Many rural clinics would likely “fail to comply” with the bill because of the high costs of changing the reporting system, said Dr. Cristina Abuchaibe, a doctor in eastern Idaho who represented the Idaho chapter of the American Academy of Pediatrics.
“In order for every single potential patient to be given the choice, it will require extra staff and it will require fancier electronic medical record systems. To be perfectly honest with you, the rural areas don’t have the capacity to support,” Abuchaibe testified. “We’re barely surviving now with a lot of the physicians also doing a lot of the staff work and working as a team to be able to keep up.”
Idaho Family Policy Center Policy Associate Grace Howat, the only member of the public to testify in support of the bill Monday, said Idaho’s current opt-out practice “intrudes on the privacy of its citizens and undermines parental rights.”
“Parents are responsible for raising their children, not the state,” Howat testified.
Heather Gagliano, an Idaho mom and registered nurse, testified against the bill. She said she’s been fully informed of her rights to participate in Idaho’s vaccine registry for her two children over the years.
And as a public health professional who’s given thousands of vaccines, she said she’s seen the benefits of Idaho’s vaccine system’s ease of use for medical providers. But when kids immunization records are incomplete, or hand-written and often illegible, she has to delay care, Gagliano said.

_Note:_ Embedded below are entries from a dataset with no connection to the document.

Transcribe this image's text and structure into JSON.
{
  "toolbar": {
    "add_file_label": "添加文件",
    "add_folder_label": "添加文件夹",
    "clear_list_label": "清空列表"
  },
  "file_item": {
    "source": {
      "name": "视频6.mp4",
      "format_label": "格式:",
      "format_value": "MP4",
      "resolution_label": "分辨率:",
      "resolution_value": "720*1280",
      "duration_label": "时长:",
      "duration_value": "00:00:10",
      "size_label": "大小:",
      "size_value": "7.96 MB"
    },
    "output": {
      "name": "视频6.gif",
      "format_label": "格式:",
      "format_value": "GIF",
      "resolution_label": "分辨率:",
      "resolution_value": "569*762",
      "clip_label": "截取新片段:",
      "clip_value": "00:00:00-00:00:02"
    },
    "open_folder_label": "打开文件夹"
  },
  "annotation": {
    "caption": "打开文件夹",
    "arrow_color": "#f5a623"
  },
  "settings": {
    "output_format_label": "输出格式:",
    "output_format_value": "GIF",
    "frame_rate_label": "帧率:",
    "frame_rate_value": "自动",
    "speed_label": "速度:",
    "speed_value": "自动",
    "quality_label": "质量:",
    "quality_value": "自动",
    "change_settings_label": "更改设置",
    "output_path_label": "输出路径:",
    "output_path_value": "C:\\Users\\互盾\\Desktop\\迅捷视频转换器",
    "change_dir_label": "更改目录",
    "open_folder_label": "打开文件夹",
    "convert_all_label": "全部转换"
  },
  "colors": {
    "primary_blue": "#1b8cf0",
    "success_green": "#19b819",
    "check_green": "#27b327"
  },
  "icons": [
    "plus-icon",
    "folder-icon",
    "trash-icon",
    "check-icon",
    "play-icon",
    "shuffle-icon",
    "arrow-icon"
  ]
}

Rep. Jordan Redman, R-Coeur d’Alene, made a motion that the committee send the bill to the House floor and recommend that it pass. Only the committee’s three Democrats opposed the vote, after a failed motion by House Minority Leader Ilana Rubel, D-Boise, to hold the bill in committee.
House Bill 397 now heads to the House floor, where lawmakers could debate it before sending it through to the Idaho Senate.
What is the Immunization Reminder Information System, or IRIS?
Idaho’s IRIS system is similar to those used by other states. It helps health care providers remind people when they, or their children, are due for vaccines. Child care providers can access it to verify a child’s vaccine status. It also maintains a record so that, for example, a patient with a short memory doesn’t get a tetanus booster shot every year.
The records are stored securely and made accessible only to health care providers, child care providers and schools. Individual patients also can request their own records, or opt to have their records excluded from IRIS.
Idaho Republican leadership sent a letter to former Idaho Attorney General Lawrence Wasden in 2021 accusing the Idaho Department of Health and Welfare of unlawfully using the state’s vaccine-record keeping system, calling for the agency to destroy its records on adult immunizations. An attorney for the Idaho Office of the Attorney General replied later that year that the department wasn’t unlawfully using the system and that lawmakers were wrong.